I mean, my brain just astounds me how brilliant it is! I’ve been trying to use up all the bits and scraps leftover in my fridge and pantry before I left town, and boy I came up with some pretty darn good creations!
So indulge me and pretend this is the best creation ever:
Sweet Potatoes Stewed in Coconut Milk and Peanut Butter
- 1 tsp olive oil
- 2 cloves garlic, minced
- 1/2 onion, diced
- 1 big-ass sweet potato, chopped into 1-inch chunks
- about 1 cup coconut milk, maybe more
- 2 spoonfuls crunchy peanut butter
- balsamic vinegar (about 1 tablespoon?)
- lime juice (optional)
- 1 tsp ground cumin
- 1 tsp cinnamon
- pinch garam marsala
- salt and pepper
- handful raisins
- 2 slices provolone cheese, diced
In a pot, fry up the garlic and onion, until fragrant and slightly softened. Toss in the sweet potato. Stir to mix, then pour in the coconut milk with all the rest of the ingredients except the raisins and cheese.
Bring the mixture to a boil, and then cover and simmer for about 20 minutes until the sweet potato is cooked through and the sauce is reduced. Stir in the raisins.
Transfer the stewed sweet potato into a dish, and top with provolone cheese. Serve!
I admit, it’s rather monotone in color. I would have added some sprinkle of chopped green onions, but I had none. Spinach would also have been nice, but I also had none of that.
Still, the taste was incredible. I mean, you’ve got it all…sweet potatoes, coconut milk, and peanut butter. You never would have thought so, but the combination works.

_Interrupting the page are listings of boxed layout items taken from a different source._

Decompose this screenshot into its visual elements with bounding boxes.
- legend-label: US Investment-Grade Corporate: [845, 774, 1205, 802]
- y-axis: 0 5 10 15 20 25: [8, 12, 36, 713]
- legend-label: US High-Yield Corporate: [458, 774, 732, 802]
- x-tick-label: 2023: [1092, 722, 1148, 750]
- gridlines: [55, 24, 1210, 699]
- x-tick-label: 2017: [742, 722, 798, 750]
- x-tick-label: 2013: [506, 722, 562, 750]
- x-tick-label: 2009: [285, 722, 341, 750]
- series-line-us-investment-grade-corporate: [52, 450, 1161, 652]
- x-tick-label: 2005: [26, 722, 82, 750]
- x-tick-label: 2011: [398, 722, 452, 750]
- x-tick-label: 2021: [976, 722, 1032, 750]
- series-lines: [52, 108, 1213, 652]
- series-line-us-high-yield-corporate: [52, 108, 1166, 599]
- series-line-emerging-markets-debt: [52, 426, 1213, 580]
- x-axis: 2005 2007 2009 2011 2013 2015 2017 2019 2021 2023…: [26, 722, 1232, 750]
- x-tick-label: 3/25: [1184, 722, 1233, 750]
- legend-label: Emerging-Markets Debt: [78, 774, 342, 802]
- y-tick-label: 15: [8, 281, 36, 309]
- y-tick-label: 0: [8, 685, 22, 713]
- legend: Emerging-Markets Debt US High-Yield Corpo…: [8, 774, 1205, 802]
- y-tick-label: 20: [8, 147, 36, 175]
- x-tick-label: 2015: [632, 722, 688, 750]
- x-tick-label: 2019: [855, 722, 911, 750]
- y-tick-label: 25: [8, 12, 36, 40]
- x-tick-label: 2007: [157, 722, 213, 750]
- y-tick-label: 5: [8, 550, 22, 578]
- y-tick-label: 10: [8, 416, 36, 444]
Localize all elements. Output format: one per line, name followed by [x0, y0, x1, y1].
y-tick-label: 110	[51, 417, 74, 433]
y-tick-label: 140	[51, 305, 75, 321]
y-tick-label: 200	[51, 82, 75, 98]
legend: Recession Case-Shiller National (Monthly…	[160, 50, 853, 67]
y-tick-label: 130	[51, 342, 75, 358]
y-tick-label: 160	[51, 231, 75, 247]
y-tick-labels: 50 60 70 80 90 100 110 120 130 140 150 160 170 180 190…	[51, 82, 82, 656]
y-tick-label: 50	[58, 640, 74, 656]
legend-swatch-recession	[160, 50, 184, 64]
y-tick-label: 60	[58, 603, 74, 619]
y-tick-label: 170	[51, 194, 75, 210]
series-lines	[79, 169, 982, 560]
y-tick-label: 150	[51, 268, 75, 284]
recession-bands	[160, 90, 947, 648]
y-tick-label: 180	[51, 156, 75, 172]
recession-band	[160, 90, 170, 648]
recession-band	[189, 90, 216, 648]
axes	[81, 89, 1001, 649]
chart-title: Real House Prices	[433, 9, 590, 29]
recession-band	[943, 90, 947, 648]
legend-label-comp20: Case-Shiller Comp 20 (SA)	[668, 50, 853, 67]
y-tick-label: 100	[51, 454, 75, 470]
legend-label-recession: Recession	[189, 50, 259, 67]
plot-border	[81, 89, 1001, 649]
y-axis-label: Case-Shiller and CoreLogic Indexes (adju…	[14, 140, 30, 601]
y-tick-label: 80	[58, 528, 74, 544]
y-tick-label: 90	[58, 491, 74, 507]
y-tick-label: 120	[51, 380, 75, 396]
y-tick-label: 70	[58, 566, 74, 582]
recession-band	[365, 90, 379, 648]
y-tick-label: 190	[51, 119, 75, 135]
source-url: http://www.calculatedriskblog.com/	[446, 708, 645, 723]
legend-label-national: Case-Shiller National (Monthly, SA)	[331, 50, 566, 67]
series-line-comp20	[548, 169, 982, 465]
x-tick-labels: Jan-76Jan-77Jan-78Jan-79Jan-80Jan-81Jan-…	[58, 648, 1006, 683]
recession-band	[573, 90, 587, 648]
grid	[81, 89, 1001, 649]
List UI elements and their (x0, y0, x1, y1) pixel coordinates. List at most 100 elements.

It freaking works!
How should I describe the taste? It’s rich. It’s sensuous. It’s sweet, yet nutty and spicy at the same time. The only alteration I’ll make for next time is adding a squeeze of lime juice. It just needed a bit more acid in there.
And I loved the crunchy peanut butter in there, which added bits of chopped peanuts. I suppose you can add your own.

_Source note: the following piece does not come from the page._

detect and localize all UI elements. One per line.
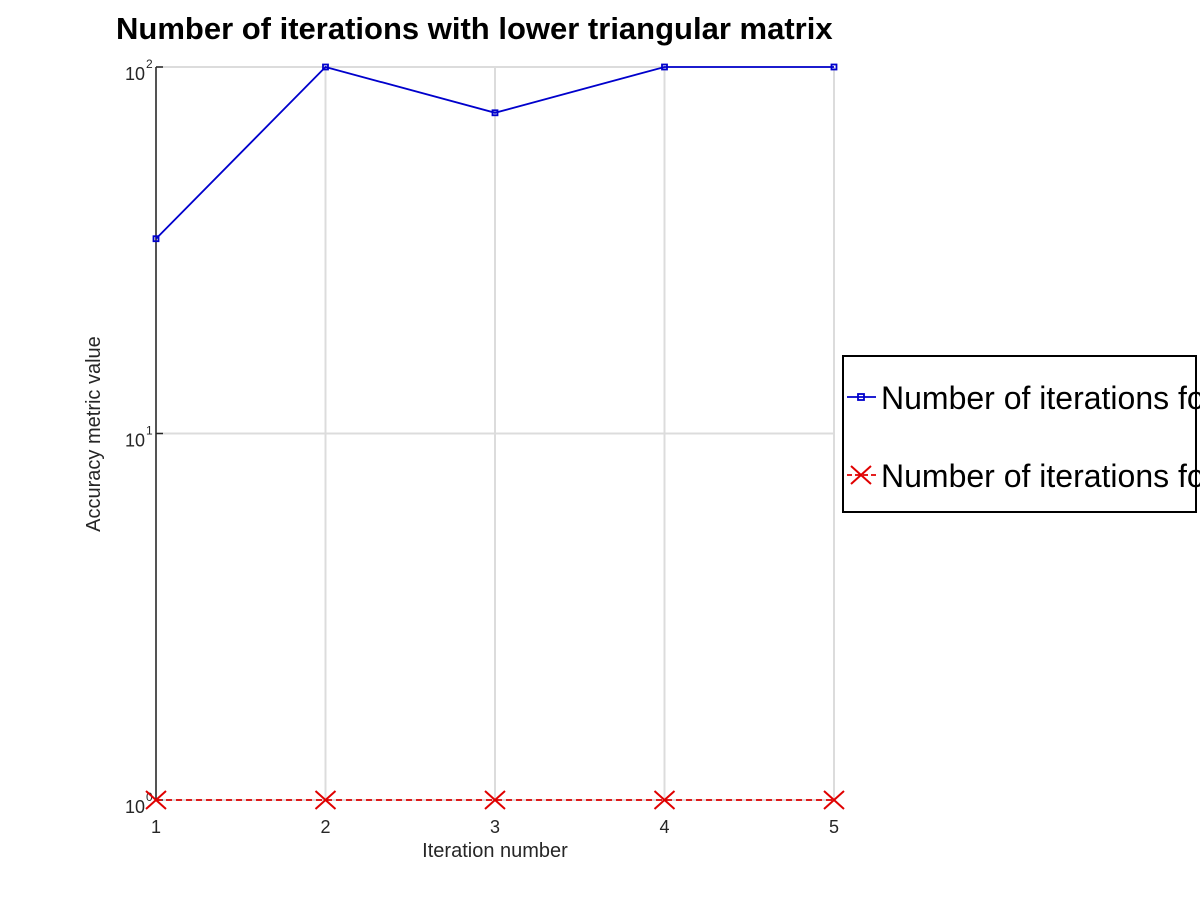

And ooey, gooey cheese. Mmm. I almost put an egg on top, but I used the egg for another dish (recipe to come!).
All hail to Sophia, Queen of Crazy Dishes!
I think I’ve done enough self-praising. Now it’s your turn. Haha, just kidding! But you know what? It feels nice to be able to let loose a little, and even poke fun at myself. I take myself too seriously sometimes!
Anyway. In about 12 hours, I’ll be flying back home to Virginia…See you in the East Coast!
Question of the day: Do you feel any social pressures, especially during this holiday season? How do you overcome that?